The driving vision of INCEPTION is to take into account the individual in his/her environment in medical care. This effort is complementary to the objectives of the Laboratories of Excellence (LabEx) included in INCEPTION. INCEPTION will explore the emergence of a broad range of human diseases including infectious diseases, immune deficiency and neurodevelopmental disorders. While these pathological and/or developmental processes have distinct causes and clinical symptoms, clinicians and researchers working in these apparently separate fields are using similar approaches. A major asset of INCEPTION is therefore to combine methods from integrative biology and well-structured datasets to address major public health issues. In addition, this global approach should shed light on unpredicted links between diseases, e.g., infectious diseases & immune deficiency; neurodevelopmental disorders & microbiota.
Social science and disease emergence and prevention
Social sciences offer a critical perspective on emerging diseases. The INCEPTION approach will not be limited to a narrow understanding of social studies of health as mainly concerned with the societal and cultural “consequences” of techno-scientific innovation or epidemic emergence. Far from understanding society and citizens as mere obstacles to disease prevention, as passive recipients of medical innovation, or as simple channels of disease transmission, our vision is that social sciences must be built into epidemiological, biological and computational research on emerging diseases. Based on a long experience of collaborations between history, anthropology, virology and epidemiology, we propose to develop within INCEPTION an innovative framework for ecological perspectives on disease emergence and prevention. Our approach is both interdisciplinary and multi-disciplinary. Disciplinary tools of medical anthropology, geography, and history will be integrated to produce a social, economic, political analysis of emerging disease outbreaks and epidemics. The INCEPTION participants in social science will work in close collaboration with epidemiologists, geneticists, virologists, evolutionary biologists, and other biomedical researchers, bringing into conversation multiple disciplinary analyses of emerging infectious diseases. Our cutting-edge research on the social, political economic, and spatial practices will shed new light on these dynamics, by providing robust analysis of the dynamics of human-animal-pathogen contacts.
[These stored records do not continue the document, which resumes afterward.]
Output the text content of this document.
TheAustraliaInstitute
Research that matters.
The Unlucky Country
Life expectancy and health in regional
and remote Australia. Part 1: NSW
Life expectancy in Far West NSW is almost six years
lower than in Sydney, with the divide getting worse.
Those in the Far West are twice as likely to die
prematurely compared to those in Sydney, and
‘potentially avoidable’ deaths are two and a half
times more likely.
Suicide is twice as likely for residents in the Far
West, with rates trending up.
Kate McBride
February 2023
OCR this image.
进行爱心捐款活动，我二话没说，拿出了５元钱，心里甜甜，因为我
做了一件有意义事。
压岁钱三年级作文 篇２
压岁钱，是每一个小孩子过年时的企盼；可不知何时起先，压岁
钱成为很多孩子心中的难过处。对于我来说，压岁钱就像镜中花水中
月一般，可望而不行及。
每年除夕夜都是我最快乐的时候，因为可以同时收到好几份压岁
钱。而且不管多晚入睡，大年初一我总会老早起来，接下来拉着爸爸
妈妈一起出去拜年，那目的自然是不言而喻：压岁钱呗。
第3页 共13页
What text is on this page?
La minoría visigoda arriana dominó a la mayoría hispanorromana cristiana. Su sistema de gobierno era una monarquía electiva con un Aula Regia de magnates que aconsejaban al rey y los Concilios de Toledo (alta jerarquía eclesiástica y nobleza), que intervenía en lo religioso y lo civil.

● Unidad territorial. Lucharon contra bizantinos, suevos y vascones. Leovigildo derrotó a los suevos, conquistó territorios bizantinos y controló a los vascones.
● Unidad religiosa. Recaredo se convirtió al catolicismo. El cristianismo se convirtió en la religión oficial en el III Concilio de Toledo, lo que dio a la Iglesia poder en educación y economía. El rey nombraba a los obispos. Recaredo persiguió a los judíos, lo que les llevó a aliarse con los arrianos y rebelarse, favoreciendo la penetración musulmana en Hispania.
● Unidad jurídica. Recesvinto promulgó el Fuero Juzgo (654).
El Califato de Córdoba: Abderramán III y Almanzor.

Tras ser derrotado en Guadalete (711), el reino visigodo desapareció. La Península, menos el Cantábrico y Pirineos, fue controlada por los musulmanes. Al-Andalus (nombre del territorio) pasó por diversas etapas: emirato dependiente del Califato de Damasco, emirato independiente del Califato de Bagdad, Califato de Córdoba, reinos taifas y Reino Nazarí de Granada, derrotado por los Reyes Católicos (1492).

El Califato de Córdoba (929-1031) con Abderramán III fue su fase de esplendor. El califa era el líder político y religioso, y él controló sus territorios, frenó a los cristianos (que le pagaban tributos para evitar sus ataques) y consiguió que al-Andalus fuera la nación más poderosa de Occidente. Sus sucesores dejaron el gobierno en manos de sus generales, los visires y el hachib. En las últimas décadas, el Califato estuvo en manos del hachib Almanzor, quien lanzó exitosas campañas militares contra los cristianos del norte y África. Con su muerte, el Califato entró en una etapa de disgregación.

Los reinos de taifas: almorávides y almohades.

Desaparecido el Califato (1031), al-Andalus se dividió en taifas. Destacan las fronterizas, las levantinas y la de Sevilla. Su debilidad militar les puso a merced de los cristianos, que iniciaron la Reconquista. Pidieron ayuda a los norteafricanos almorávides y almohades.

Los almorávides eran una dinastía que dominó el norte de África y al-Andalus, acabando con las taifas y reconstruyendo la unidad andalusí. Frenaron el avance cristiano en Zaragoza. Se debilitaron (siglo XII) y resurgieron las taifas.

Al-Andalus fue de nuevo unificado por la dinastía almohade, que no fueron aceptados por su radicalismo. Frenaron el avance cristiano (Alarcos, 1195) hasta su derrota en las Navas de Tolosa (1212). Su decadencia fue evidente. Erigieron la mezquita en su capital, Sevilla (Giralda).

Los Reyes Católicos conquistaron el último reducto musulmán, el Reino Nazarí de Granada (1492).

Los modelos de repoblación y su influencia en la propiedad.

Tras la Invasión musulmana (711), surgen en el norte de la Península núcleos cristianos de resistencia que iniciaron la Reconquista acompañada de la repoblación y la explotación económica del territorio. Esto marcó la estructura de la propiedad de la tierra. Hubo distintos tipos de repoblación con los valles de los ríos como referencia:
The idea is also to bring innovative, information-based approaches to lay public knowledge -not always verifiable from a biomedical perspective- but which can in all its complexity enrich Emerging Infectious Diseases (EID) surveillance.
Our main objective is to embed social sciences within the investigations on the dynamics of disease emergence and prevention.
Secondary objectives are to: Illuminate disease emergence from the perspectives of populations, bringing lay public’s explanations for disease emergence and “local knowledge” into conversation with biomedical investigations and surveillance.
- Aggregate and use historical data to understand past and present emergences, together with phylogenetic and computational studies,
- Develop innovative research on “prevention 2.0” including vaccination uptake, personalized prevention and social networks analysis,
- Offer an experimental model for the integration of social, biological and computational sciences in the study of emergence.